MilanoGrande animazione in viale Monza, la sede milanese del Pdl dove è partito il rito d’accettazione delle candidature. Tra i primi a presentarsi Giancarlo Abelli, il vicecoordinatore nazionale del partito che sembra ancora intenzionato a candidarsi a Pavia, nonostante i dubbi dello stesso Silvio Berlusconi. «Secondo me sei indispensabile a Roma» lo blandisce il coordinatore Ignazio La Russa. Ma Abelli un po’ si schermisce e un po’ polemizza: «Non sono compiaciuto, perché a dire il vero a Roma non faccio granché».
Il caso Abelli è stata una delle questioni al centro del vertice di mezzogiorno, ieri a Arcore, tra Berlusconi, il coordinatore lombardo Guido Podestà e il presidente della Regione, Roberto Formigoni. A seguire un colloquio tra Berlusconi e Umberto Bossi. Il rientro in Lombardia di colui che al Pirellone chiamano il Faraone rischia di mandare per aria equilibri che sembravano consolidati, soprattutto nel settore della Sanità, dove assessore è il leghista Luciano Bresciani e direttore generale il manager di area Cl, Carlo Lucchina. «Berlusconi al telefono mi ha detto: “Ma sei sicuro, Giancarlo? Ti conviene? Tornare in Lombardia non è un passo indietro?”, ma mi ha lasciato libero di decidere» spiega Abelli, che non esclude di cedere il passo nei prossimi giorni.
Roberto Formigoni è in grande vantaggio sullo sfidante, ma nonostante il consenso elettorale garantito dai sondaggi ad animare il Pdl lombardo sono le «liste pulite». L’espressione non piace perché è ritenuta «troppo in stile Di Pietro», ma tra i candidati, assicurano da viale Monza, «non è stata inserita nessuna persona che abbia un processo in corso». I vertici regionali del Pdl hanno escluso, per ragioni di opportunità politica, il debutto di Nino Caianiello, rinviato a giudizio dalla Procura di Varese per concussione, perché accusato da un imprenditore di aver preso una tangente.
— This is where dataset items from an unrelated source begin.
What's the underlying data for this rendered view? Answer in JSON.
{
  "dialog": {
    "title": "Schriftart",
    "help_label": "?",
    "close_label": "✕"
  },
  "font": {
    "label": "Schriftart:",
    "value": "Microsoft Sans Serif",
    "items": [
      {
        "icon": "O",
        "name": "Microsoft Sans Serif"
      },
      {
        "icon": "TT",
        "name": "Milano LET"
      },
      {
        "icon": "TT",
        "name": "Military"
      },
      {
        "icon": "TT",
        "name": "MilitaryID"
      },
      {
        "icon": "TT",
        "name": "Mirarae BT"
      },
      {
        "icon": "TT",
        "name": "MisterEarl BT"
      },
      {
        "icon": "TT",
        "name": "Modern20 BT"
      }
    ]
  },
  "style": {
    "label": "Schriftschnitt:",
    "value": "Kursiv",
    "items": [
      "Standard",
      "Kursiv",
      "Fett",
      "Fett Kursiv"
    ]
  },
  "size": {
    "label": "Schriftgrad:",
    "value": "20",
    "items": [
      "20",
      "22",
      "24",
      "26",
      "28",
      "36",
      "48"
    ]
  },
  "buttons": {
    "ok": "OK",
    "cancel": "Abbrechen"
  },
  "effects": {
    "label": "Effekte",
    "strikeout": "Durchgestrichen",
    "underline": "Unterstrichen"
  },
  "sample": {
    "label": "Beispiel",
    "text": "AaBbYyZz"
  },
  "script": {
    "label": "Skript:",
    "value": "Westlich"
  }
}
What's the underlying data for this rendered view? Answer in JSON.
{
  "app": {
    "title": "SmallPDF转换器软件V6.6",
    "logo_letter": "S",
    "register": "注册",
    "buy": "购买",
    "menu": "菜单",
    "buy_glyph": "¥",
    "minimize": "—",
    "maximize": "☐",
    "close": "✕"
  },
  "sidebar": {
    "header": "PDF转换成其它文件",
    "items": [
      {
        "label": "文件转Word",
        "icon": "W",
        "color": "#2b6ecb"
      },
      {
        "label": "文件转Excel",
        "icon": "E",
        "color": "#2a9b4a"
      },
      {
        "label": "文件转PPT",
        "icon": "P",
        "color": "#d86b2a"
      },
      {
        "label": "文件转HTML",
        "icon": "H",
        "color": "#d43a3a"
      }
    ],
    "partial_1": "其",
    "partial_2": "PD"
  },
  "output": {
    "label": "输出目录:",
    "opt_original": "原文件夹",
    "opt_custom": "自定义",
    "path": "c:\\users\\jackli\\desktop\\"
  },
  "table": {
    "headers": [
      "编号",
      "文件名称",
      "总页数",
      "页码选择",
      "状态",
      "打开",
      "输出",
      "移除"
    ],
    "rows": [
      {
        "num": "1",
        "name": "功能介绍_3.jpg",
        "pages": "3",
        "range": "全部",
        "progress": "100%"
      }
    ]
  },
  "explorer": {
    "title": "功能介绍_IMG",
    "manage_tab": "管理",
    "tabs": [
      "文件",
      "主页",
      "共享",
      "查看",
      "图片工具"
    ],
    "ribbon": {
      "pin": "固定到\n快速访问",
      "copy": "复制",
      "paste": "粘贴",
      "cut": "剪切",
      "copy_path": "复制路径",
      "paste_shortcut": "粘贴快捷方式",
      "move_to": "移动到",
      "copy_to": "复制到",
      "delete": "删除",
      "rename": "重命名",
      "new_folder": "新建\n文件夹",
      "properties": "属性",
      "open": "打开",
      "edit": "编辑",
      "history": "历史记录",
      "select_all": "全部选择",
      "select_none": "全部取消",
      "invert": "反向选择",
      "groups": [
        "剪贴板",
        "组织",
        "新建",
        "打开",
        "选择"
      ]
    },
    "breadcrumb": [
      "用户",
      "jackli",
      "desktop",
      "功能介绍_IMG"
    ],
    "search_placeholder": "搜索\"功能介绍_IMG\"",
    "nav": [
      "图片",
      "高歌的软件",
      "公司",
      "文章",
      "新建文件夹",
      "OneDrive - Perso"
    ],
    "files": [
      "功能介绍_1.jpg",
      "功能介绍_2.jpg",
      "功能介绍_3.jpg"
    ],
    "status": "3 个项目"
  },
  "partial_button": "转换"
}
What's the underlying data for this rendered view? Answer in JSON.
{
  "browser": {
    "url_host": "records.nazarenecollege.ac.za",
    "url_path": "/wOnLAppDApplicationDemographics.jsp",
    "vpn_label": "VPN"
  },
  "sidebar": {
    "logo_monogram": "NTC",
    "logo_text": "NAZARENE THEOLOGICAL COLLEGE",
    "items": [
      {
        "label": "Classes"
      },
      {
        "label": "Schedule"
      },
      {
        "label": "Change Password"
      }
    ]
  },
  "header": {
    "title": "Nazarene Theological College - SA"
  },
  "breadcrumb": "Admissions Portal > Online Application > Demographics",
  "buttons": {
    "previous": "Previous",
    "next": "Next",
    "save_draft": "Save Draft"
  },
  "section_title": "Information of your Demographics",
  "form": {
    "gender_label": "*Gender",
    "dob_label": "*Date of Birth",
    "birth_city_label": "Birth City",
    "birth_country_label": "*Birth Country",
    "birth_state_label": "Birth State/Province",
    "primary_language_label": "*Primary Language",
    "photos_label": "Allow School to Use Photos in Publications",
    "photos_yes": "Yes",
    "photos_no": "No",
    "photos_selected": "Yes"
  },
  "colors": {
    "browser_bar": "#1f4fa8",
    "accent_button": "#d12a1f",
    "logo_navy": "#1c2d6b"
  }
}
Accuse tutte da provare, ma considerato il clima incandescente, il partito ha ritenuto preferibile rimandare.
Ha firmato la candidatura Massimo Ponzoni, l’assessore all’Ambiente che è stato interrogato nell’ambito della vicenda giudiziaria sulla bonifica dell’area di Montecity Santa Giulia (che ha portato all’arresto dell’imprenditore Giuseppe Grossi e della moglie di Abelli, Rosanna Gariboldi) ma che non è indagato. Resta in corsa il comasco Giancarlo Rinaldin, indagato da tre anni ma non rinviato a giudizio. Come sintetizza il commissario milanese del Pdl, Maurizio Lupi, «sono esclusi i condannati e i casi di corruzione evidente, ma non ci facciamo dettare i candidati dai pm».
In via di definizione il listino dei sedici candidati (o forse otto, dipende dai risultati del voto) che saranno eletti con certezza insieme al governatore. Tra le sicurezze dell’oggi il vicepresidente della Regione in pectore, il leghista Andrea Gibelli, e la leghista bresciana Monica Rizzi, che arriva dal collegio dove si candiderà Renzo Bossi, il figlio del Senatùr. Sembra che si profili un accordo tra Lega e Pdl per cui il Carroccio si accontenterà di due candidati certissimi e quattro un po’ meno certi invece di tre certissimi e due meno certi. Pronti per il Pirellone l’ex fisioterapista del Milan, Giorgio Puricelli, e il geometra di Macherio, Francesco Magnano.
Tra le presenze femminili Nicole Minetti, l’igienista dentale del San Raffaele voluta da Berlusconi come innesto da ambienti lontani dalla politica. Già ballerina di Colorado Cafè, ha colpito l’immaginazione dei più per l’indubbia avvenenza fisica, ma chi ha letto il curriculum garantisce che è laureata con 110 e lode. E alle obiezioni sollevate al Cavaliere, sul perché non farla correre a caccia di preferenze invece di blindarla nel listino, Berlusconi avrebbe serenamente spiegato che non è facile per una donna esponente della società civile raccogliere voti.